Die Ankläger haben offensichtlich versucht, ihre Schwächen zu minimieren. Erstens haben sie erklärt, sämtliche Angeklagten seien Teil einer Verschwörung gewesen: Damit versuchen sie, aus den amerikanischen und den nichtamerikanischen Angeklagten eine kriminelle Einheit zu bilden. Allerdings müssen sie erst einmal beweisen, dass es diese Verschwörung gegeben hat, dass also nicht jeder Verdächtige auf eigene Rechnung handelte. Zweitens behauptet die Anklage, das US-Finanzsystem sei für die Verschwörer "zentral" gewesen. Auch damit versuchen die Ermittler, den Fall im US-Recht zu verankern. Ohne Zweifel haben einige der Verdächtigen US-Konten verwendet, und die dubiosen Geschäfte des nordamerikanischen Fußballverbands Concacaf wurden in den USA geführt.

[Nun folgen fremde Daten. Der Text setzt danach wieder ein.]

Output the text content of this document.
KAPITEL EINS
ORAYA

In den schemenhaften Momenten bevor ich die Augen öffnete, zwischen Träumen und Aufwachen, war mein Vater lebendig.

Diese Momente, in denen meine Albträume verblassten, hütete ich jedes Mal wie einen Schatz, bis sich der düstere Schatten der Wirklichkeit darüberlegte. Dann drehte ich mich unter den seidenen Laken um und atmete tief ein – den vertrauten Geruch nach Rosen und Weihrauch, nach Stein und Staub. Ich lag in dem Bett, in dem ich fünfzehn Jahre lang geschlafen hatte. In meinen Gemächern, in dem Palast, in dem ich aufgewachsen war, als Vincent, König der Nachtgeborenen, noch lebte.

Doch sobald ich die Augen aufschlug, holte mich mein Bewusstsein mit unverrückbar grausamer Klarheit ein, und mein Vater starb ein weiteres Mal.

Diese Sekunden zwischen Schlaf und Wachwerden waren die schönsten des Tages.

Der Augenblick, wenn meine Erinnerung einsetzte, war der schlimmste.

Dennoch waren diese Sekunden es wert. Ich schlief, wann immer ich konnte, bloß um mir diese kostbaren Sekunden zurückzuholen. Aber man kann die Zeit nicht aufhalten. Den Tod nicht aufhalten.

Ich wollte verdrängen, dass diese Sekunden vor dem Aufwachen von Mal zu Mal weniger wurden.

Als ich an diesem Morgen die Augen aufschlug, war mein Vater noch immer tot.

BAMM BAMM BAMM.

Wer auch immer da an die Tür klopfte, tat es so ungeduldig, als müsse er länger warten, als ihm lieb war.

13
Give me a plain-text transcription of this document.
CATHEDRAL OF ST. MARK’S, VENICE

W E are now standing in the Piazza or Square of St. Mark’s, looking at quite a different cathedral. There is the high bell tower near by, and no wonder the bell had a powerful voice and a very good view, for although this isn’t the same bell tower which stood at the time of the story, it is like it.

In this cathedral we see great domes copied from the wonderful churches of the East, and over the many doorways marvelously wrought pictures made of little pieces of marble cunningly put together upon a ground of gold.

Ob Amerikas Banken aber "zentral" waren für sämtliche Korruptionsvorgänge innerhalb der Fifa, müssen die Staatsanwälte ebenfalls erst einmal beweisen.

Der Fall Fifa ist ein Grenzfall. Er wird es umso mehr, als er sich von den Geschäften der Concacaf entfernt und erweitert wird um Vorgänge wie die Vergaben der Weltmeisterschaften an Russland und Katar. Ohne Zweifel interessieren sich die US-Ermittler längst für den scheidenden Fifa-Präsidenten Sepp Blatter: Selbst wenn er in den ernsten Verdacht gerät, Straftaten begangen zu haben - findet sich dann auch in seinem Fall eine US-Verbindung?

Es ist nicht ungewöhnlich, dass Staatsanwälte Risiken eingehen und die rechtlichen Grenzen ausloten. "Das ist sogar die routinemäßige Aufgabe der Ankläger: Sie interpretieren das Recht bis zum Äußersten in ihrem Sinne. Ob sie damit richtig liegen, finden sie heraus, indem sie Anklage erheben", sagt der Verteidiger.

Warum sich die New Yorker Ermittler überhaupt in den Fall verbissen haben, lässt sich aus Sicht von Kennern leicht erklären. "Es geht um Prestige", sagt ein früherer Bundes-Staatsanwalt, der ungenannt bleiben möchte, um offen über frühere Kollegen zu sprechen: "Sie kriegen jetzt Anfragen, um in der Fernsehshow 60 Minuten aufzutreten, und genau das haben sie beabsichtigt." Der Fall Fifa bringe wegen der internationalen Dimension besonders viel Aufmerksamkeit. "Jeder Staatsanwalt, der behauptet, Schlagzeilen interessierten ihn nicht, lügt." Am meisten zahlt es sich für Loretta Lynch aus: Sie hat die Ermittlungen als Staatsanwältin in New York angestoßen und erntet nun - inzwischen als Justizministerin - die Früchte. In der Weltöffentlichkeit, wo die Fifa keine Sympathie mehr genießt, gilt sie als jene mutige Anklägerin, die den Fußball vor seinen korrupten Funktionären rettet.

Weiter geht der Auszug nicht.